Monsieur Sicre eut l'immense mérite de republier un certain nombre d'oeuvres de Robert Margerit, dont je n'avais garde d'oublier Le Dieu nu ou Mont-Dragon. Et puis le monument que celui-ci éleva à la Révolution Française, 2000 et quelques pages qui donnent sa pleine et définitive justification expérimentale à l'expression "Roman historique".
Il y eut cependant, au-dessus de tout, la collection « Verso », dans laquelle, à côté d’Adalbert Stifter, Kleist et divers, brillent de mille feux les 14 volumes des Œuvres Complètes d’Ernst Theodor Amadeus Hoffmann. Hoffmann a imité Mozart, son idole : quoi, celui-ci avait remplacé son Gottlieb initial par un Amadeus ? Eh bien je vais, dit-il, mettre le même Amadeus en lieu et place de mon Wilhelm d'état-civil.
L'ILLUSTRATION DE COUVERTURE EST UN BEL AUTOPORTRAIT A L'HUILE DE HOFFMANN LUI-MÊME
Je ne chanterai jamais assez les somptueux bienfaits répandus par cette édition, qui m’a servi, le temps de la parution (plus de 4 ans, à quoi fut ajouté, en 1992, l’excellent livre de Pierre Péju, L’Ombre de soi-même, d’abord paru sous un titre plus banal à la Librairie Séguier), d’aliment littéraire presque exclusif.
On parle beaucoup du fantastique, à propos de Hoffmann, mais c’est un fantastique à portée de main. C’est un fantastique qui émane de l’esprit de celui qui y croit, et pas d’une instance extérieure ou supérieure. Certes, il fait à l’occasion intervenir fées et magiciens, farfadets et tours de passe-passe, mais là, c’est quand il s’amuse.

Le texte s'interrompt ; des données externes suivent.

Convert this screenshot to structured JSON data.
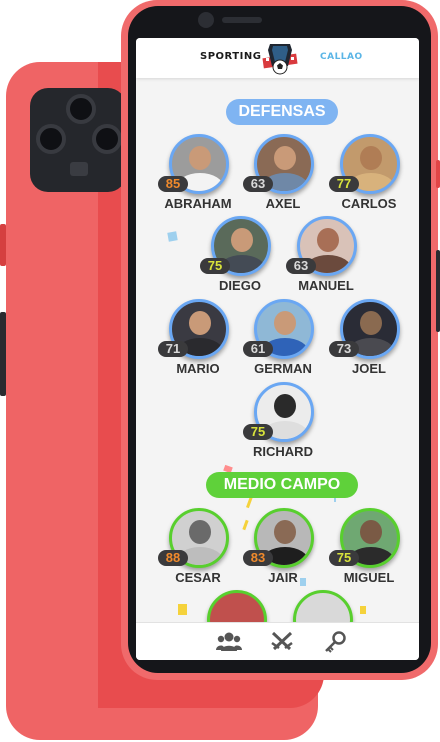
{
  "header": {
    "brand_left": "SPORTING",
    "brand_right": "CALLAO",
    "crest_icon": "soccer-crest-icon"
  },
  "sections": [
    {
      "key": "defensas",
      "title": "DEFENSAS",
      "color": "#7fb4f2",
      "players": [
        {
          "name": "ABRAHAM",
          "rating": "85",
          "rating_color": "#f08a2c"
        },
        {
          "name": "AXEL",
          "rating": "63",
          "rating_color": "#d9d9d9"
        },
        {
          "name": "CARLOS",
          "rating": "77",
          "rating_color": "#d8e23b"
        },
        {
          "name": "DIEGO",
          "rating": "75",
          "rating_color": "#d8e23b"
        },
        {
          "name": "MANUEL",
          "rating": "63",
          "rating_color": "#d9d9d9"
        },
        {
          "name": "MARIO",
          "rating": "71",
          "rating_color": "#d9d9d9"
        },
        {
          "name": "GERMAN",
          "rating": "61",
          "rating_color": "#d9d9d9"
        },
        {
          "name": "JOEL",
          "rating": "73",
          "rating_color": "#d9d9d9"
        },
        {
          "name": "RICHARD",
          "rating": "75",
          "rating_color": "#d8e23b"
        }
      ]
    },
    {
      "key": "medio",
      "title": "MEDIO CAMPO",
      "color": "#5fd13a",
      "players": [
        {
          "name": "CESAR",
          "rating": "88",
          "rating_color": "#f08a2c"
        },
        {
          "name": "JAIR",
          "rating": "83",
          "rating_color": "#f08a2c"
        },
        {
          "name": "MIGUEL",
          "rating": "75",
          "rating_color": "#d8e23b"
        }
      ]
    }
  ],
  "bottom_nav": [
    {
      "icon": "players-group-icon"
    },
    {
      "icon": "crossed-swords-icon"
    },
    {
      "icon": "key-icon"
    }
  ]
}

Ainsi, je viens de relire Le Petit Zachée, délicieux conte poétique. On y rencontre la fée vaguement sorcière Rosabelverde, déguisée en chanoinesse Rosenschön, anciennement Rosengrünschön (attention, il faut suivre) et le magicien Prosper Alpanus.
Le moindre intérêt du conte n’est pas la férocité de Hoffmann pour quelques contemporains œuvrant dans la politique, l’administration ou la littérature, à commencer par Goethe. Parlant de l’héroïne : « En outre, Candida avait lu le Wilhelm Meister de Goethe, les poésies de Schiller, L’Anneau magique de Fouqué, et en avait oublié presque tout le contenu ». On pourrait être plus aimable. Il se trouve que je suis en train de lire Wilhelm Meister, et tout ça m’amuse passablement. J’en reparlerai à son heure, une fois le pavé (1000 pages) digéré.
Quant à Mosch Terpin, le père de la belle, professeur de sciences naturelles qui se donne des airs de savant, il est aussi dûment assaisonné : « Sa réputation fut définitivement établie quand il eut le bonheur, après s’être livré à un grand nombre d’expériences physiques, de découvrir que l’obscurité provenait essentiellement de l’absence de lumière ».
Ce gros bon sens, ce ton qui a l'air de ne pas y toucher, sont un régal absolu pour l'adepte que je suis du professeur Cosinus, ainsi que de son malheureux dentiste, Max (Hilaire), qui voulait « plomber la Dent du Midi avec le Plomb du Cantal », avant de vouloir mettre un râtelier aux Bouches du Rhône (je m’adresse aux connaisseurs de Christophe, autre bienfaiteur de l’humanité).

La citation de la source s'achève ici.